Otokrasinin ?halk yönetme sanatı!

Siz "Stalin'in tavukları" hikayesini bilir misiniz Gerçi hikaye devlet yöneten bir çok kişiye gayet uygun, ancak bana bu şekliyle anlatıldı... Jozef Stalin bir gün Saray'ında kurmaylarıyla toplantıdayken, söz dönmüş dolaşmış, iktidar-halk sorununa gelmiş; oradakilerden biri, "halkın yönetilmesi dünyanın en zor işlerinden biridir" deyince, Stalin, özel kalem müdürünü çağırıp emir vermiş:

- Bana 8-10 tane tavuk getirin hemen!

Adam koşa koşa emri yerine getirmeye giderken, Stalin arkasından seslenmiş:

- Birkaç avuç da darı getir!..

Dışarıda kış kıyamet, odanın ortasında ise koca bir soba gürül gürül yanıyormuş... Ancak oda o kadar büyükmüş ki, odanın dip kısımları yine de soğuktan nasibini alıyormuş... Biraz sonra iki asker ellerinde tavuklarla gelmişler, ne yapalım şimdi der gibi öylece dikilmişler... Stalin emretmiş:

- Bütün tavukların tüylerini yolun!

Herkes şaşkınlıkla bakmış birbirine; askerlerden birinin "canlı canlı mı yoldaş" sorusuna Sovyetlerin en güçlü adamı "evet, canlı canlı" cevabını vermiş!.. İki asker, tam da Stalin'in yanında tavukların tümünün tüylerini canhıraş feryatlar arasında yolmuş... Yolunan her tavuk cıscıbıldak ve de kanlar içinde odanın en kuytu köşesine kaçıp büzülüyormuş; hepsi de aynı kuytu köşede birbirlerine sokulup ciyaklamaya başlamışlar!

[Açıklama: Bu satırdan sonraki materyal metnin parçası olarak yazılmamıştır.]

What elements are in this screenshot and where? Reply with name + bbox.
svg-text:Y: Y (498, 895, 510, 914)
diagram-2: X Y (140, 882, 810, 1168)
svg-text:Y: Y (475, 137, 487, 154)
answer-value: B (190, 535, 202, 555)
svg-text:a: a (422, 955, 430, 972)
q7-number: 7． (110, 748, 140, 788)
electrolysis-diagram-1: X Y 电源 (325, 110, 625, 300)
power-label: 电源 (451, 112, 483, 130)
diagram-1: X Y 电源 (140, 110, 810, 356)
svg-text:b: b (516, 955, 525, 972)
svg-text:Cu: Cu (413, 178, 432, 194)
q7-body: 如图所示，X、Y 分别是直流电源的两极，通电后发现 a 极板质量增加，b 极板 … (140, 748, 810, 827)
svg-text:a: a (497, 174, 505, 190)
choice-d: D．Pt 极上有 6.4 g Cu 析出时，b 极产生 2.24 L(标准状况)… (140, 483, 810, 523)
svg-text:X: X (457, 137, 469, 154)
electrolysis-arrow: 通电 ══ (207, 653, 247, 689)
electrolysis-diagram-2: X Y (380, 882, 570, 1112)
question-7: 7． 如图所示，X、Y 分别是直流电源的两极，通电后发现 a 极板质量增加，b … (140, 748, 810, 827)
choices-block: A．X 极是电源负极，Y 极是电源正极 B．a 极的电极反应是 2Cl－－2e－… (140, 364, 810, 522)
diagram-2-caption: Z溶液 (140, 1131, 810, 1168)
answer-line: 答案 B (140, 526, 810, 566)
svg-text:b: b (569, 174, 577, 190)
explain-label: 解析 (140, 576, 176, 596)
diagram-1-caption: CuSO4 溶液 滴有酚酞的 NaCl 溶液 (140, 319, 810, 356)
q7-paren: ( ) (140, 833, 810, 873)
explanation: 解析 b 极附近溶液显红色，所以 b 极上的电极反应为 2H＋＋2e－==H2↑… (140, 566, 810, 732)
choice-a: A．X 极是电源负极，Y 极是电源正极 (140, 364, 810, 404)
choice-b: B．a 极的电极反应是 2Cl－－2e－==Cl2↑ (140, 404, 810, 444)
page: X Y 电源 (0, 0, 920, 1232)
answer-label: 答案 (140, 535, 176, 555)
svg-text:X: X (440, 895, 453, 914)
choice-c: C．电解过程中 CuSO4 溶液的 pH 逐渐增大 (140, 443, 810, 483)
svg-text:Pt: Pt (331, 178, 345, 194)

Stalin hiç oralı olmadan, kurmaylarına dönüp, "bundan sonra olacakları iyi izleyin" diyerek sohbeti sürdürmüş... Bir süre sonra bulundukları kuytu köşede iyice üşüyen tavuklar, yavaş yavaş, birer ikişer sobaya yanaşmaya başlamışlar; hiçbir fena davranışla karşılanmayınca da sobanın etrafına iyice yerleşmişler...

Stalin bu kez elindeki darılardan birkaç tanesini hemen ayaklarının ucuna bırakmış... Kısa bir zaman sonra tavuklar, yine birer ikişer, en fazla yarım saat önce can havliyle kaçtıkları yere de yanaşıp darıları yemeye başlamışlar... Birkaç dakika sonra tavukların tümü, Stalin'in ayakları dibinde dolaşıp darıları gagalıyormuş!

"İşte" demiş Stalin, "yönetme sanatı budur!" Sonra da gülümseyerek devam etmiş:

- Önce aç ve çıplak bırakırsın... Sonra yemek, giyecek, barınak bulması için yardım edersin... Sonuçta yaşamlarının senin vereceklerine bağlı olduğuna inanırlar, hatta iman ederler. İşte o zaman o halkı dilediğin gibi yönetebilirsin!

On milyonlarca yoksulluğun dibinde insan!..

"Diyeceksiniz ki bu hikaye nedir, kıssadan hissesi var mıdır"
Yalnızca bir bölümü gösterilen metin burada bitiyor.